Wspaniała inauguracja ' niedżwiadków '
Bardzo udaną inaugurację rozgrywek piłkarskiej III ligi mają za sobą piłkarze Kaszubii Kościerzyna, którzy przed własną publicznością pokonali Chemika Police 4:1 (3:1).
Na bramki w meczu, który rozpoczął się z 15-minutowym opóźnieniem spowodowanym zbyt późnym przyjazdem drużyny gości, długo nie trzeba było czekać. Już w 7. minucie z lewej strony piłkę w pole karne posłał Kewin Wesołowski, a celnym strzałem głową wynik otworzył Mateusz Łuczak. W 26. minucie kościerzynianie podwyższyli prowadzenie. Tym razem z rzutu wolnego dobrą centrę w „szesnastkę” rywali posłał Michał Drzymała, a futbolówkę głową musnął Bartosz Prokopów i golkiper gości został zmuszony do wyciągania piłki z siatki po raz drugi. „Niedźwiadki” mimo prowadzenia nie miały zamiaru oddawać pola rywalowi i dążyła do kolejnych zdobyczy bramkowych. W 37. minucie ładny strzał zza pola karnego oddał Błażej Troka, a bramkarz odbił piłkę przed siebie. Najpierw dobitki próbował Michał Drzymała, lecz nieskutecznie. W dobrym miejscu w dobrym czasie znalazł się jednak Karol Styś, który dopełnił formalności, strzelając gola na 3:0. Policzanie nie potrafili w szczególny sposób zagrozić bramce Mateusza Macholi, o ile nie postarali się o to sami bordowo-biali. Dwukrotnie zbyt ryzykowna gra na tyłach spowodowała, że Chemik mógł pokusić się o bramkę. Na szczęście dla gospodarzy, tak się nie stało. Jednak w ostatniej akcji meczu goście zdołali zmniejszyć stratę. Po strzale z rzutu wolnego i dobitce z bliskiej odległości, gola dla Polic zdobył Bartosz Gołębiowski.
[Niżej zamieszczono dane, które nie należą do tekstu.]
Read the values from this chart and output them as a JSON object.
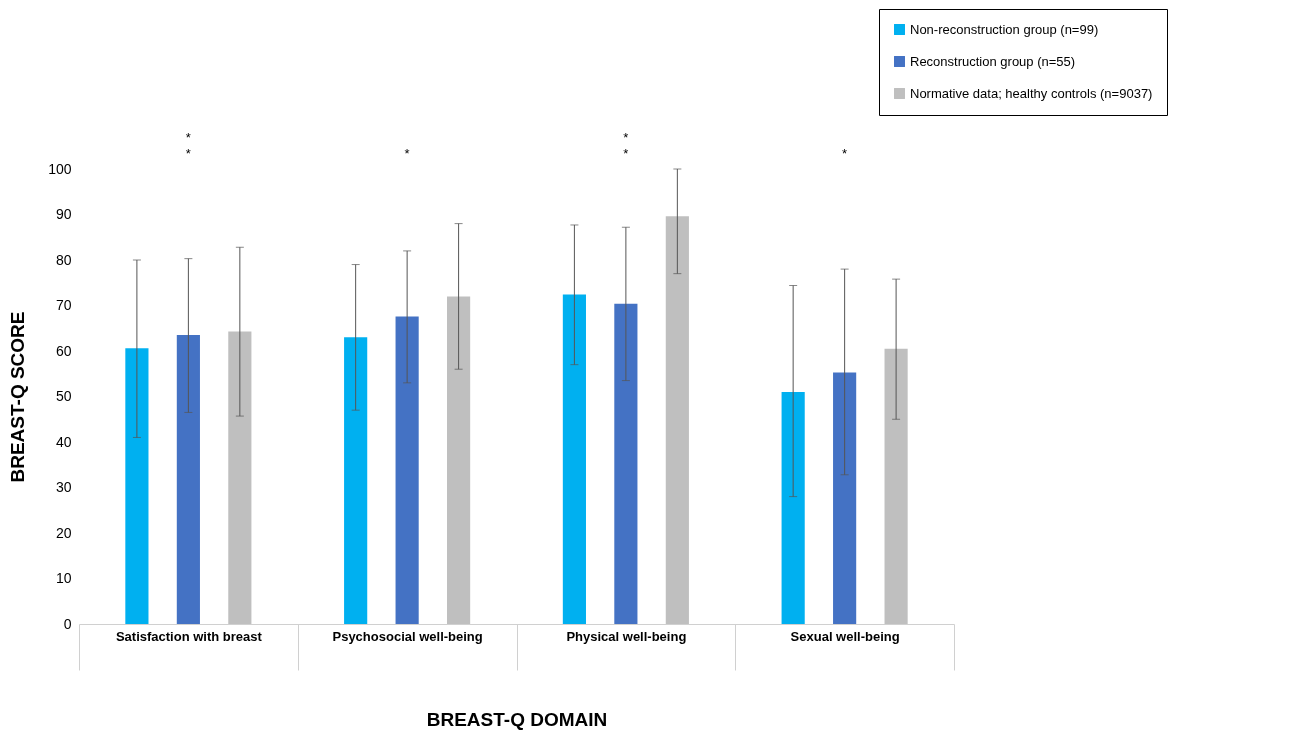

Druga połowa rozpoczęła się od dobrej akcji na prawej stronie, z której dośrodkowanie na dalszy słupek posłał Michał Drzymała. Niestety, Błażej Troka nie trafił czysto w futbolówkę i z jego uderzeniem bez problemu poradził sobie bramkarz. W 60. minucie na placu gry pojawił się Jan Przybyszewski, który na wpisanie się na listę strzelców potrzebował dokładnie 5 minut. Tym razem asystą popisał się Adrian Wysiecki, zagrywając piłkę do niepilnowanego Przybyszewskiego, a ten z najbliższej odległości wpakował futbolówkę do siatki. W 71 minucie Kaszubia byłą niezwykle bliska piątej bramki. Po strzale głową Dawida Klawikowskiego co niektórzy już widzieli piłkę w siatce, jednak ta próba okazała się minimalnie niecelna. Do końca spotkania wynik już nie uległ zmianie i podopieczni Pawła Budziwojskiego w pełni zasłużenie pokonali rywala 4:1.